Gruppo Bianco (1a giornata)
WTA Finals: gemella batte sorella, dominio Pliskova
[2] G. Muguruza b. [7] J. Ostapenko 6-3 6-4
Giovane, rampante, vincitrice slam e depositaria di enorme talento, a Ostapenko non è stata necessariamente data in sorte una poker face. Le buffe espressioni che l’hanno resa famosa dicono tutto di lei, e quelle messe in mostra oggi nella prima sfida della sua vita alle Finals raccontavano di una giocatrice incapace di spiegarsi i motivi alla base di cotanti disastri prodotti. Muguruza, apparentemente tornata in salute dopo la preoccupante forma esibita a Pechino, oggi recitante il ruolo di attrice non protagonista, non ha dovuto dannarsi l’anima per vincere una partita che le ha riservato qualche problema solo al momento di chiudere la contesa, e agganciare Karolina Pliskova in testa al cosiddetto raggruppamento bianco.
Presto in affanno con la malcerta seconda di servizio, su cui Muguruza si è sovente avventata facendo due passi dentro al campo, la ventenne di Riga ha subìto due break nei primi due giri in battuta facendosi in entrambe le occasioni rimontare da 30-0, e nonostante il contro break acciuffato nel terzo game non ha potuto esimersi dal convocare al proprio capezzale un allarmato Andis Juska, suo accompagnatore nella trasferta a Singapore, quando si è ritrovata sotto per quattro a uno dopo diciotto minuti trapunti di gravi strafalcioni. Il colloquio si è rivelato in effetti fruttuoso, e Ostapenko, riportatasi a tiro in seguito al vittorioso turno in risposta nel settimo game, il più vibrante dell’intero incontro, esibendo il notorio dritto di graffiana memoria, è sembrata poter riportare in equilibrio il parziale, ma un altro disastroso passaggio al servizio subito dopo le è di fatto costato il primo set.
Sulla campionessa dell’ultimo Roland Garros è a quel punto scesa la notte.

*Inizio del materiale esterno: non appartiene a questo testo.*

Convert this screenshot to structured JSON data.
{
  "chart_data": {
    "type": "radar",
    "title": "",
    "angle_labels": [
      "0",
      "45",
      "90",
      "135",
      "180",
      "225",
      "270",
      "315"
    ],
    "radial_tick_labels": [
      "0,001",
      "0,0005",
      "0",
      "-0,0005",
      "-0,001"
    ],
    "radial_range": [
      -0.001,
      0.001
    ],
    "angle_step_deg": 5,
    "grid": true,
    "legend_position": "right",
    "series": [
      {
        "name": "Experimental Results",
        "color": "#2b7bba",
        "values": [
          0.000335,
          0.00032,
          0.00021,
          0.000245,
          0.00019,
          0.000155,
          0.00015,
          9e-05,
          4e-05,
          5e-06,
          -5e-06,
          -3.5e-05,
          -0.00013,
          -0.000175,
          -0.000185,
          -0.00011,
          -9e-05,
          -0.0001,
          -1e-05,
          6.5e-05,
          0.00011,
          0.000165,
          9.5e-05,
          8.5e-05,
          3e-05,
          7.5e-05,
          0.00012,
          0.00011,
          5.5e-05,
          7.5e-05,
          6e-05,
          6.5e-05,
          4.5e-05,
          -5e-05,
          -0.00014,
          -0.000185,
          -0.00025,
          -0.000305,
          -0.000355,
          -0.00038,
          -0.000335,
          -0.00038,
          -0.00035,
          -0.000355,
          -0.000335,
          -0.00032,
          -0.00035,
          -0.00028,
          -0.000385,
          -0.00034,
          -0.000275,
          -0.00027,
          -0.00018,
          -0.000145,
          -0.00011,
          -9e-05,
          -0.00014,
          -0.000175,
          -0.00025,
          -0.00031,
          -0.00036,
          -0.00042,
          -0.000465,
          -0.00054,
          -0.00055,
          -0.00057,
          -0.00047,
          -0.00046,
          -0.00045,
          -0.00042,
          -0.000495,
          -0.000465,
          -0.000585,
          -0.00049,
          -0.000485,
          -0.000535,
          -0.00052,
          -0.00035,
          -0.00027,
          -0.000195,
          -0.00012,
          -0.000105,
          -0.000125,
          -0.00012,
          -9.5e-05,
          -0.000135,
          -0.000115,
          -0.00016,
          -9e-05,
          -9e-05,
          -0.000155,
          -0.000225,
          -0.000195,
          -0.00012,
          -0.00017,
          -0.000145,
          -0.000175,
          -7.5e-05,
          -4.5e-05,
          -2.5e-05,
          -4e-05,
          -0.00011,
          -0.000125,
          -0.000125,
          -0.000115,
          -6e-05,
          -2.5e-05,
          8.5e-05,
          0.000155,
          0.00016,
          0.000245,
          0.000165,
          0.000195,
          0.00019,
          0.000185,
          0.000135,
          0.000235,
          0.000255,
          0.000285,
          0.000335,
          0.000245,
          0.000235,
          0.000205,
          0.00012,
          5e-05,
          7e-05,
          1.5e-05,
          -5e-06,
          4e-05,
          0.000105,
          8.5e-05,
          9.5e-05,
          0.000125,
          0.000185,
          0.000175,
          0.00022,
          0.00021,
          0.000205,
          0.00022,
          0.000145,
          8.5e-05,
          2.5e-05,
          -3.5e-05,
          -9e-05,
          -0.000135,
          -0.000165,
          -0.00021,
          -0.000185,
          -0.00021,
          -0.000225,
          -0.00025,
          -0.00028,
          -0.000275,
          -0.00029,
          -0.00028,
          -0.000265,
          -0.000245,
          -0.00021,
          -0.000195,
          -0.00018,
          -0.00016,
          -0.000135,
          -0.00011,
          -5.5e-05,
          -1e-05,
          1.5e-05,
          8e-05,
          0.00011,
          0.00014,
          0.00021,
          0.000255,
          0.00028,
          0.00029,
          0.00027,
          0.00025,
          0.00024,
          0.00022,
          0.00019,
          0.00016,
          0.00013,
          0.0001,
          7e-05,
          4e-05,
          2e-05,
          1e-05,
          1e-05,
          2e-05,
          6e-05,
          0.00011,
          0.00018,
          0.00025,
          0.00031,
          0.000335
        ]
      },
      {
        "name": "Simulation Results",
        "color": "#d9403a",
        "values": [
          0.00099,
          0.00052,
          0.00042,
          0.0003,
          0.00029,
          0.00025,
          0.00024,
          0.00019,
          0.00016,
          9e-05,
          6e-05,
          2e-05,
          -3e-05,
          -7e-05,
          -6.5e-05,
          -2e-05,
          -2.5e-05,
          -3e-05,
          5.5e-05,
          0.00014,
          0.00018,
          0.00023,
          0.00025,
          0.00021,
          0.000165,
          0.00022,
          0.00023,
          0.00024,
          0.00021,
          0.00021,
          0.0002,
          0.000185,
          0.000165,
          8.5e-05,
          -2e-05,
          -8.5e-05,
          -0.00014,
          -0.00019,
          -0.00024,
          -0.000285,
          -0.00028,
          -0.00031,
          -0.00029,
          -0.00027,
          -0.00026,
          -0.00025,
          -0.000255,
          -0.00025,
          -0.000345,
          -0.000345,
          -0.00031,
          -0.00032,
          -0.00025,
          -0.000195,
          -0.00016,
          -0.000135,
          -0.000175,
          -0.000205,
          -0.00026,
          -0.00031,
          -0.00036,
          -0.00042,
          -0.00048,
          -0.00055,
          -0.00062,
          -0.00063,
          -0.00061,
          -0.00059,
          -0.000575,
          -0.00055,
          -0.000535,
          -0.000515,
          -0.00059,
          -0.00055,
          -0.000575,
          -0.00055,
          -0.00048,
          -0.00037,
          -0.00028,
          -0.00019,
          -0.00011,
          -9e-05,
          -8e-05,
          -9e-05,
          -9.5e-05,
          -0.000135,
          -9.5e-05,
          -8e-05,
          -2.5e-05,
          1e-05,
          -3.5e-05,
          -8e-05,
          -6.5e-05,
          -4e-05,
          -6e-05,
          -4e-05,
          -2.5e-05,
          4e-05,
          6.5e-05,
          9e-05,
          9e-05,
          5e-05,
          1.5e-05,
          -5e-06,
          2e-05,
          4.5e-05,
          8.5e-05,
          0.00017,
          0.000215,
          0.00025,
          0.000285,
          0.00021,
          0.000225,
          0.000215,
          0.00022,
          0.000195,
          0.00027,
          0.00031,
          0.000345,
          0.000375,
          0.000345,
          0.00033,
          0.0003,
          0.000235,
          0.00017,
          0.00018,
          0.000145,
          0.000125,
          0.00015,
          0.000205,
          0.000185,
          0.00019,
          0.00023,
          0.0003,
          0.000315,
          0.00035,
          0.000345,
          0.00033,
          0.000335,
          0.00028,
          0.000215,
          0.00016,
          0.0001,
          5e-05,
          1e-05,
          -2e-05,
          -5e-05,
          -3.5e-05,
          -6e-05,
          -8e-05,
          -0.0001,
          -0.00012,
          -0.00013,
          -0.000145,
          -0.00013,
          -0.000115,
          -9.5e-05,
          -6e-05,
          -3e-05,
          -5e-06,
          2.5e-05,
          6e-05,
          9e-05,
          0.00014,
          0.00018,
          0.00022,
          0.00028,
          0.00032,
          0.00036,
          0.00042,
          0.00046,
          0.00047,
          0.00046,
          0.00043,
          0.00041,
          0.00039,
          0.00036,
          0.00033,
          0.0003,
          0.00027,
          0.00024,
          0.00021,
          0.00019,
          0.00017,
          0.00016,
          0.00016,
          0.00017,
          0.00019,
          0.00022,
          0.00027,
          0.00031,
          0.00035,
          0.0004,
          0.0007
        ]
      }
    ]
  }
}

Definitivamente abbandonata dal rovescio e in generale mutilata da un discreto numero di errori non forzati – a fine incontro se ne conteranno 25 – Alyona è finita sotto per cinque a uno, sballottata da un’avversaria ora poco incline, e ancor meno interessata, a dar sfogo ai classici schemi aggressivi della ditta, essendo gli abbondanti regali altrui più che sufficienti a garantirle i punti necessari a condurre in porto l’impegno. Non provvista di cuore leonino, Garbine si è però incartata al momento di chiudere i conti. Trovatasi a servire per il match nell’ottavo gioco, la tennista nata a Caracas ha perso la battuta rimontata dal 30-15, e nel decimo, di fronte a una lettone ormai priva di freni inibitori, si è dovuta affidare a Santa prima di servizio per venir fuori dal pantano dei pericolosi vantaggi in cui era finita dopo aver gettato alle ortiche i primi due match point.
Per Jelena, spesso notata in plastica ed eloquente posa, con tanto di braccia allargate, espressione interrogativa e racchetta al suolo, queste Finals non saranno presumibilmente un unicum alla fine della carriera. Ma se l’andazzo è quello visto nella giornata dell’esordio assoluto, la prima esperienza tra le maestre rischia di durare meno del previsto.